お知らせ

重要な事前の建築計画

 製品の開発やシステム開発のプロセスにおいて、工程の初期段階(フロント)に重点を置き、
掛かる労力や資源を集中的に投入していく手法を「フロントローディング」といいます。
 一般的に製造プロセスにおいて不具合などが発生する場合、その修正に掛かるコストは下流へ行けば行く程大きくなります。後工程に発生する可能性のあるリスクや問題点を予期して前工程でつぶしていくことで、品質向上や納期の短縮など大きな成果が生まれます。この仕組みは、医療施設の建築についても大きな効果を発揮します。
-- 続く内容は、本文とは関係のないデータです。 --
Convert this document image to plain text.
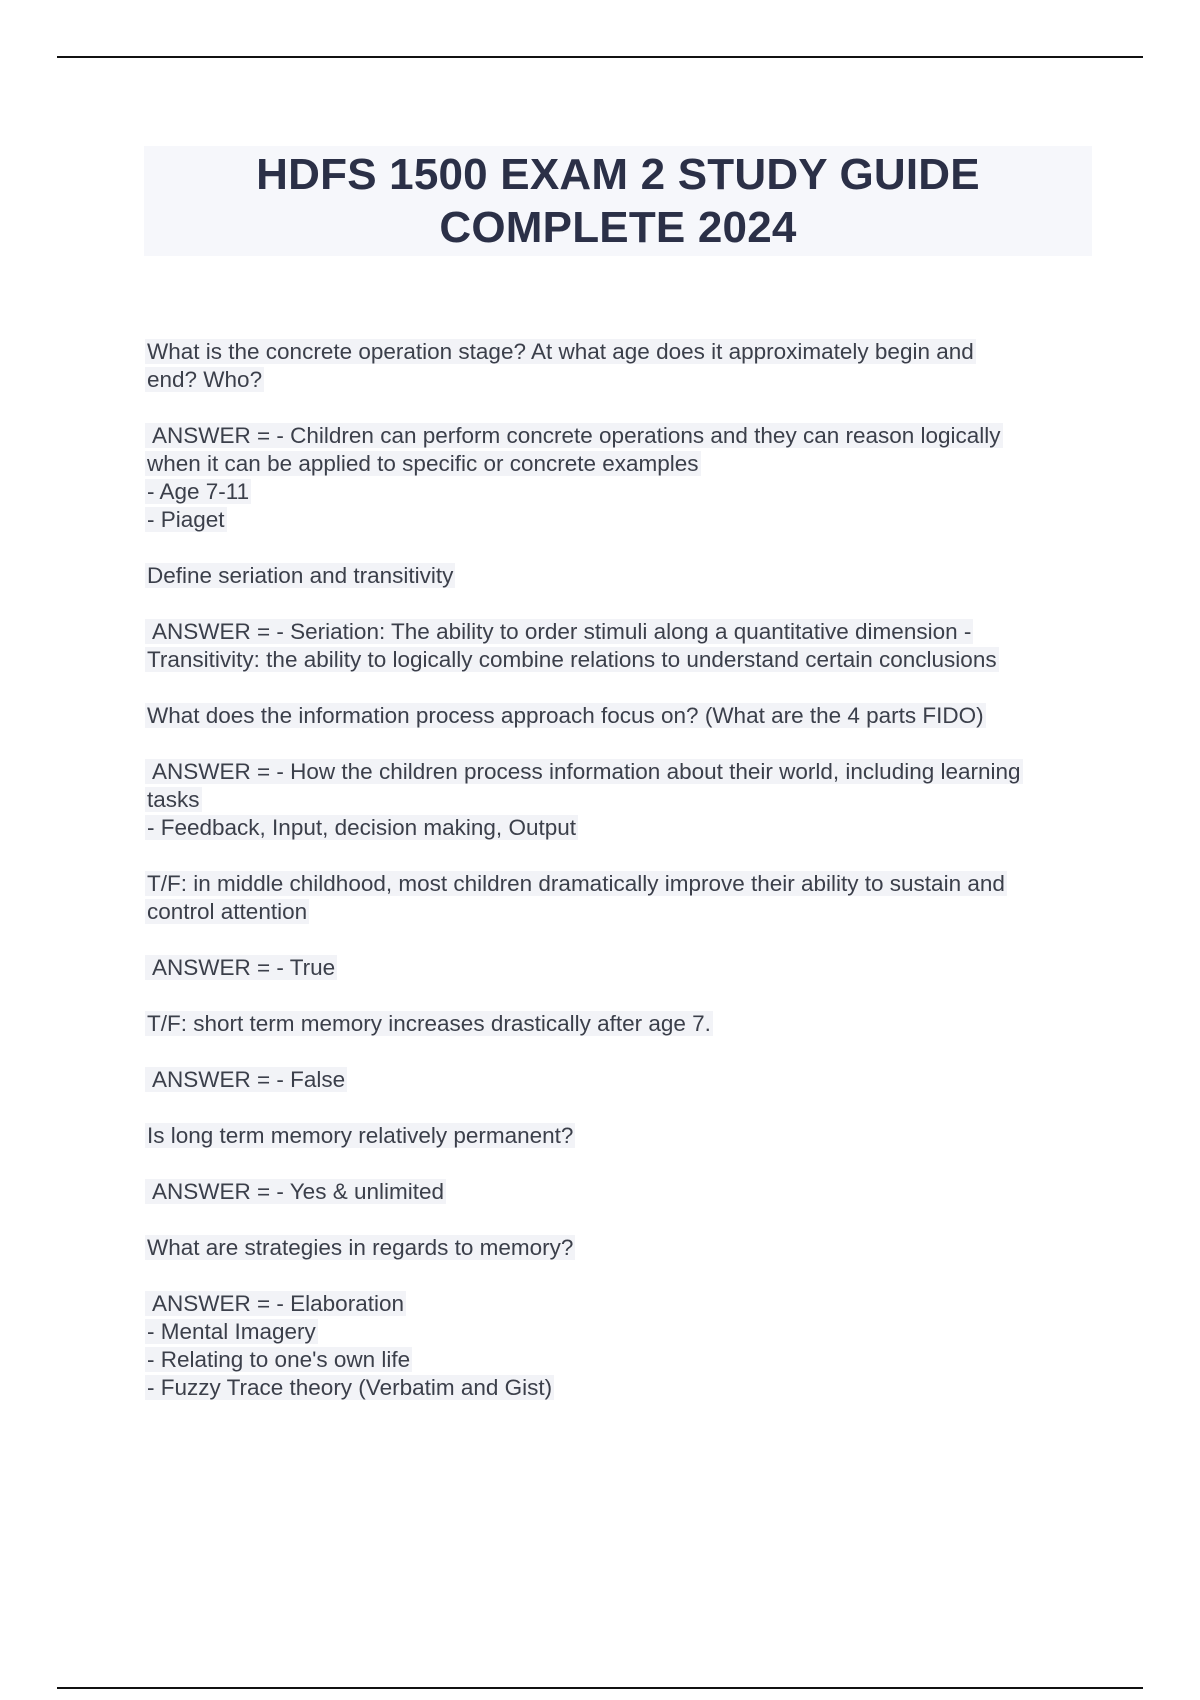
HDFS 1500 EXAM 2 STUDY GUIDE
COMPLETE 2024
What is the concrete operation stage? At what age does it approximately begin and
end? Who?
ANSWER = - Children can perform concrete operations and they can reason logically
when it can be applied to specific or concrete examples
- Age 7-11
- Piaget
Define seriation and transitivity
ANSWER = - Seriation: The ability to order stimuli along a quantitative dimension -
Transitivity: the ability to logically combine relations to understand certain conclusions
What does the information process approach focus on? (What are the 4 parts FIDO)
ANSWER = - How the children process information about their world, including learning
tasks
- Feedback, Input, decision making, Output
T/F: in middle childhood, most children dramatically improve their ability to sustain and
control attention
ANSWER = - True
T/F: short term memory increases drastically after age 7.
ANSWER = - False
Is long term memory relatively permanent?
ANSWER = - Yes & unlimited
What are strategies in regards to memory?
ANSWER = - Elaboration
- Mental Imagery
- Relating to one's own life
- Fuzzy Trace theory (Verbatim and Gist)
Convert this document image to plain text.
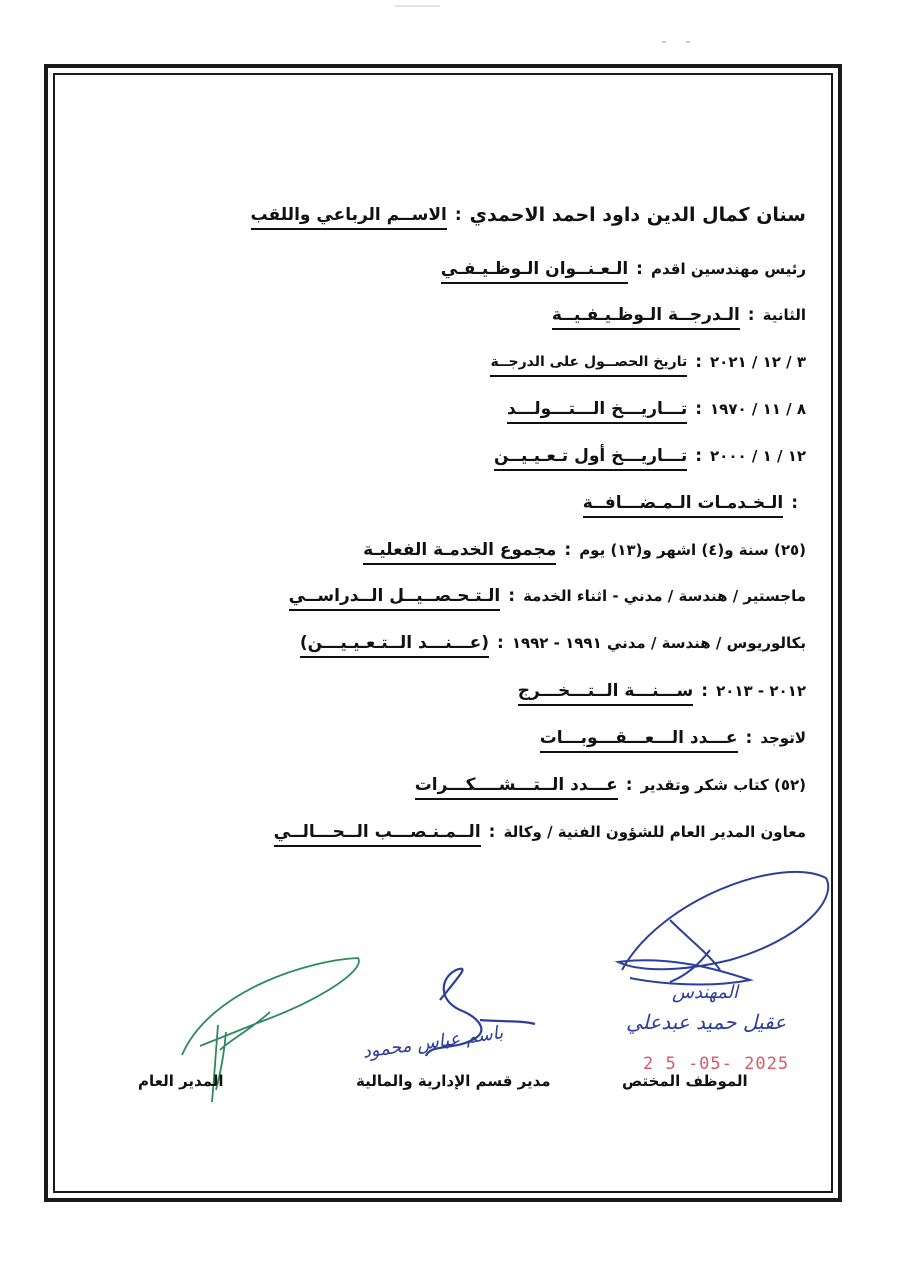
الاســم الرباعي واللقب : سنان كمال الدين داود احمد الاحمدي
الـعـنــوان الـوظـيـفـي : رئيس مهندسين اقدم
الـدرجــة الـوظـيـفـيــة : الثانية
تاريخ الحصــول على الدرجــة : ٣ / ١٢ / ٢٠٢١
تـــاريـــخ الـــتـــولـــد : ٨ / ١١ / ١٩٧٠
تـــاريـــخ أول تـعـيـيــن : ١٢ / ١ / ٢٠٠٠
الـخـدمـات الـمـضـــافــة :
مجموع الخدمـة الفعليـة : (٢٥) سنة و(٤) اشهر و(١٣) يوم
الـتـحـصــيــل الــدراســي : ماجستير / هندسة / مدني - اثناء الخدمة
(عـــنـــد الــتـعـيـيـــن) : بكالوريوس / هندسة / مدني ١٩٩١ - ١٩٩٢
ســـنـــة الــتـــخـــرج : ٢٠١٢ - ٢٠١٣
عـــدد الـــعـــقـــوبـــات : لاتوجد
عـــدد الــتـــشــــكـــرات : (٥٢) كتاب شكر وتقدير
الــمـنـصـــب الــحـــالــي : معاون المدير العام للشؤون الفنية / وكالة
المهندس
عقيل حميد عبدعلي
2 5 -05- 2025
باسم عباس محمود
المدير العام	مدير قسم الإدارية والمالية	الموظف المختص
 実際に事前の検討が疎かだったり、曖昧だったために、結局設計や施工に手戻りが発生し、費用や時間を浪費した事例は多くあります。例えば、着工後にクリニックの利用形態が「シューズオフ(上履き)」から「シューズオン(土足)」に変更になり玄関周りのレイアウトや床材等、大幅な設計変更を行った事例、上棟後にレントゲンが置き式から天井吊り下げタイプに変更になり、一度張った天井を解体し鉄骨フレームを組み直すため、確認申請の変更申請を行った事例など、「もっと前に検討しておけば良かった」と悔やむ事例は数多くあります。

 クリニックの建築設計にあたっては、事前に検討すべき事項が数多くあります。まず医師は自身の開業・診察方針を明確にします。設計者はその開業・診療方針を詳細に聞き取る事が肝要です。次に診療方針を実現するために必要な部屋や設備などの必要機能を把握します。医師・スタッフ・患者動線計画やまたスタッフ数の把握も必須事項です。その他、導入する医療器機や電子カルテの種類なども設計を左右する重要な要素となります。他にも医師の嗜好やスタッフの意見等を可能な限り聞き取る必要があります。

 当社においては、以上の事柄をもれなく設計前に聞き取れるよう「設計前聞き取りシート」をフォーマットにし、事前に医師にお渡ししております。意思からも、「手間は掛かるが、これを記入することにより、自身の開業方針や診療方針がより明確になる」と好評を頂いております。
 「段取り八分」といいます。実施設計・施工に移行する前の基本設計の段階で建築に関わる変動要素はつぶしておく。患者様にも医師・スタッフにも使いやすく・居心地のよい施設を創るために、開業計画時にはフロントローディングを意識して行動されることをお勧めいたします。